One of the challenges presented by this study resides in the setup of the intervention. We monitored the intervention process in order to establish the feasibility of our intervention and its possible potential widespread use [24]. Our intervention involved the following three categories of professionals involved in the treatment of malnourished children: the clinical teams (physicians, nurses, auxiliary nurses and physiotherapists), the dieticians of the clinical departments, and the NST. The NST coordinated the awareness campaign and the leadership based strategy aimed at the clinical teams and the dieticians of the various departments. A computerised decision support tool was made available to the clinical teams. The dieticians, as well as the NST, had access to a monitoring dashboard identifying malnourished children in order to intervene on their behalf without waiting for validation from the clinical team.

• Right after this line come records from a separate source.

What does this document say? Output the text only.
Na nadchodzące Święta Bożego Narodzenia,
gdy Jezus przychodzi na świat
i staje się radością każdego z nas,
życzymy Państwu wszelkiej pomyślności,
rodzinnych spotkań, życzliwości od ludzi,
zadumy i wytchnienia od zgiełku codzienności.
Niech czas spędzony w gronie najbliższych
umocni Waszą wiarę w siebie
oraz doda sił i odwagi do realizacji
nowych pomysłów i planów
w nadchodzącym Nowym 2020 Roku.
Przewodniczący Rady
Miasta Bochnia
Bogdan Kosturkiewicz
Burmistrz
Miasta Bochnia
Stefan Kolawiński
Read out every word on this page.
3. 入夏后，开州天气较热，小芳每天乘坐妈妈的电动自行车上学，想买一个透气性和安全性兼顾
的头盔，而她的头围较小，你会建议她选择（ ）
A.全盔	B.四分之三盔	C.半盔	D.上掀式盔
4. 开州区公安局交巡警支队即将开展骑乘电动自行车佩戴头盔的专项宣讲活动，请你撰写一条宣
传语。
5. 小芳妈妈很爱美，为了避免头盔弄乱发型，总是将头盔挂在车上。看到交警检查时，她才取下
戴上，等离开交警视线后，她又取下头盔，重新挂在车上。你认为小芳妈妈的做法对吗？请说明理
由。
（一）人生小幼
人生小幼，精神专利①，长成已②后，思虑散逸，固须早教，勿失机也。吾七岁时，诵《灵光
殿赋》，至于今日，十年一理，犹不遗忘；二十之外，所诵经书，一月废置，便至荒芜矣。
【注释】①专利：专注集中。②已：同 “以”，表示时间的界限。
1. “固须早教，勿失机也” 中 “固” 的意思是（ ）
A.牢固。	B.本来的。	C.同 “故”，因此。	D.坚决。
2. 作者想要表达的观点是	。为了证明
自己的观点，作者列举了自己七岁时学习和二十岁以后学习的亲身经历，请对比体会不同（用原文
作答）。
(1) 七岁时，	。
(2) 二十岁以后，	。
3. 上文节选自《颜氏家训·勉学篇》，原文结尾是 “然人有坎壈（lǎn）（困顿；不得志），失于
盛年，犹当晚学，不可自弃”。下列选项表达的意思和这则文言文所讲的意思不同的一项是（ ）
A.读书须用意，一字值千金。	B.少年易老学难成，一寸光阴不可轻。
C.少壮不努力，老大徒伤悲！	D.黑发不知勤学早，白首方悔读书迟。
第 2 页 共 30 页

The intervention conducted is based on theoretical assumptions of educational (problem based learning) and leadership theories of the individual [25, 26]. Our educational strategy focused on the training of healthcare workers to screen malnourished children and to call a dietician or the NST, depending on the severity of the malnutrition. We associated a decision support tool with these approaches. The algorithm upon which our computerised support tool is based meets a reproducible, validated standard of practice that complied with the national recommendations for the screening and treatment of malnutrition in hospitalised children [12]. Our automated decision support tool for the screening of malnourished children can be described as a Computer-based Clinical Decision Support System, associating alerting and reminding functions [27]. Its deliberately simple message [28] aims to guide the professional toward the department dietician or toward the NST as required. The effectiveness of such systems has been proven within various hospital organisations [29]. In the evaluation of an intervention comprising several components, the challenge lies in identifying what has an impact on the practices and behaviours of the practitioners [30]. Our results will provide an overall response regarding the effectiveness of our multifaceted intervention and we should be able to suggest an organization and mode of operation of NST.